2 tablespoons loose-leaf green tea
4 slices fresh ginger
1 tablespoon whole black peppercorns
1 cup kasha buckwheat (buckwheat kernels that have been roasted)
1∕2 cup fresh basil
Juice of 1∕2 lemon
1 garlic clove
1∕3 cup extra virgin olive oil
1∕4 teaspoon salt
1 pound wild salmon fillet, sliced into quarters
1 fennel bulb, thinly sliced
2 green onions, white and green parts, thinly sliced
1. In a large saucepan, bring 5 cups of water to a boil. Place green tea, ginger and peppercorns in pan, turn off heat and let steep for 10 minutes.
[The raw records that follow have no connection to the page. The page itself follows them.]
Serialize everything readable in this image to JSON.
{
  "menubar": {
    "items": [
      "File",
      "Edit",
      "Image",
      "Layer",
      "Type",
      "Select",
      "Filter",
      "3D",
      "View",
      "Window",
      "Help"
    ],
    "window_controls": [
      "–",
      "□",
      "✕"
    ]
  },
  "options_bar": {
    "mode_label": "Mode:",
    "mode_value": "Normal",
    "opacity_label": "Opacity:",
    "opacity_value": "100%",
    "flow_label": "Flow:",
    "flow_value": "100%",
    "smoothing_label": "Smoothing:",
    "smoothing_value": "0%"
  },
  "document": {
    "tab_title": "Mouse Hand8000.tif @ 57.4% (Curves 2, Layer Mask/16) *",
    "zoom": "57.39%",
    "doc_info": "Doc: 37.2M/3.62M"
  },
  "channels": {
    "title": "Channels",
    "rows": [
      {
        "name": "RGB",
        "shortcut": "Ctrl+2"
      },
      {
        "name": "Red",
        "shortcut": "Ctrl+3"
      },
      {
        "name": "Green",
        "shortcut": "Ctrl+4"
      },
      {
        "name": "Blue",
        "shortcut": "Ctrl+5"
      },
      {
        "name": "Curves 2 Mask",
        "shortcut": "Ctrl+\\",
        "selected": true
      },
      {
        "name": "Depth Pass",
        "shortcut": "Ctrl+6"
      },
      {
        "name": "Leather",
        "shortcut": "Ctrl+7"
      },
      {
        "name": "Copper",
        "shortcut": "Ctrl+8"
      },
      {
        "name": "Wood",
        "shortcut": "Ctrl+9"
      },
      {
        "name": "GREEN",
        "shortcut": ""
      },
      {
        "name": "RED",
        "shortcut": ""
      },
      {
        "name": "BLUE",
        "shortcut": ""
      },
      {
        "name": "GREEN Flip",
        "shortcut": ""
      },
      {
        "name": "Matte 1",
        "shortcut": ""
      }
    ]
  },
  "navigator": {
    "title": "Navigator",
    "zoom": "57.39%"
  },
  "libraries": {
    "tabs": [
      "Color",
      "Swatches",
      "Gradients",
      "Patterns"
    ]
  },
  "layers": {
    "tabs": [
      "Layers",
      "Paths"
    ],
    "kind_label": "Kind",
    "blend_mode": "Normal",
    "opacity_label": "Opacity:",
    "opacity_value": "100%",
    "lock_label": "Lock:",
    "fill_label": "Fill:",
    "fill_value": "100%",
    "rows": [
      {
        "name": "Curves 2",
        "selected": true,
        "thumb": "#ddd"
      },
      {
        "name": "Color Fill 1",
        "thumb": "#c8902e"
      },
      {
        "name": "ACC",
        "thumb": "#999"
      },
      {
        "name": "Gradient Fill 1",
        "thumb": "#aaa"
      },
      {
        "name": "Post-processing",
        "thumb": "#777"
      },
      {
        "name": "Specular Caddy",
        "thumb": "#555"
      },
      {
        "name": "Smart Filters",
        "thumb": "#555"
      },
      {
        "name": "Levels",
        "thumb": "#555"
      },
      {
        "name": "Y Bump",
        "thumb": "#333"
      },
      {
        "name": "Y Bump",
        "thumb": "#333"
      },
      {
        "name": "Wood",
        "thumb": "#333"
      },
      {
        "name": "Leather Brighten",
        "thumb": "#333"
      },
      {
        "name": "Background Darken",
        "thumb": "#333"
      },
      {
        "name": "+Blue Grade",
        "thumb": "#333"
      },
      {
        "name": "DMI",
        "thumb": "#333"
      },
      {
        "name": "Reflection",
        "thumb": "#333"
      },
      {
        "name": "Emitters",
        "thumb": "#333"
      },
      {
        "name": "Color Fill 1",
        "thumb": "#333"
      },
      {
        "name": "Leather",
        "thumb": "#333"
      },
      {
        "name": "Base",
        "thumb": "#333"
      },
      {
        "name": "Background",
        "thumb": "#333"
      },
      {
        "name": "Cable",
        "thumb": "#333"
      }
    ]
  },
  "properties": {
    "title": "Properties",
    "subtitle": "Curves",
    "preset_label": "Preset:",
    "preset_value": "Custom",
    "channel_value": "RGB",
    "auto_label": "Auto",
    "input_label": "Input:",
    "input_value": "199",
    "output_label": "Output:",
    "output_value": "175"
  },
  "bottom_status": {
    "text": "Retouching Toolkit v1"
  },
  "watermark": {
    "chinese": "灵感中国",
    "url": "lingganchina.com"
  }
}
2. Meanwhile, bring 6 cups water to a boil in a medium saucepan. Add buckwheat, reduce heat and simmer for 5 minutes, or until tender. Drain well and set aside. Mix basil, lemon juice, garlic, olive oil and salt in a blender or food processor until well combined.
3. With a slotted spoon, remove as many solids from tea pan as possible. Place salmon in tea broth and bring to a very slight simmer. Cook for 8 minutes, or until salmon is opaque and flaky. Adjust heat as needed during cooking to maintain a mild simmer.
4. Break up salmon with a fork and toss with buckwheat, fennel and green onion in a large bowl. Divide among plates, drizzle with basil dressing and serve with lemon wedges.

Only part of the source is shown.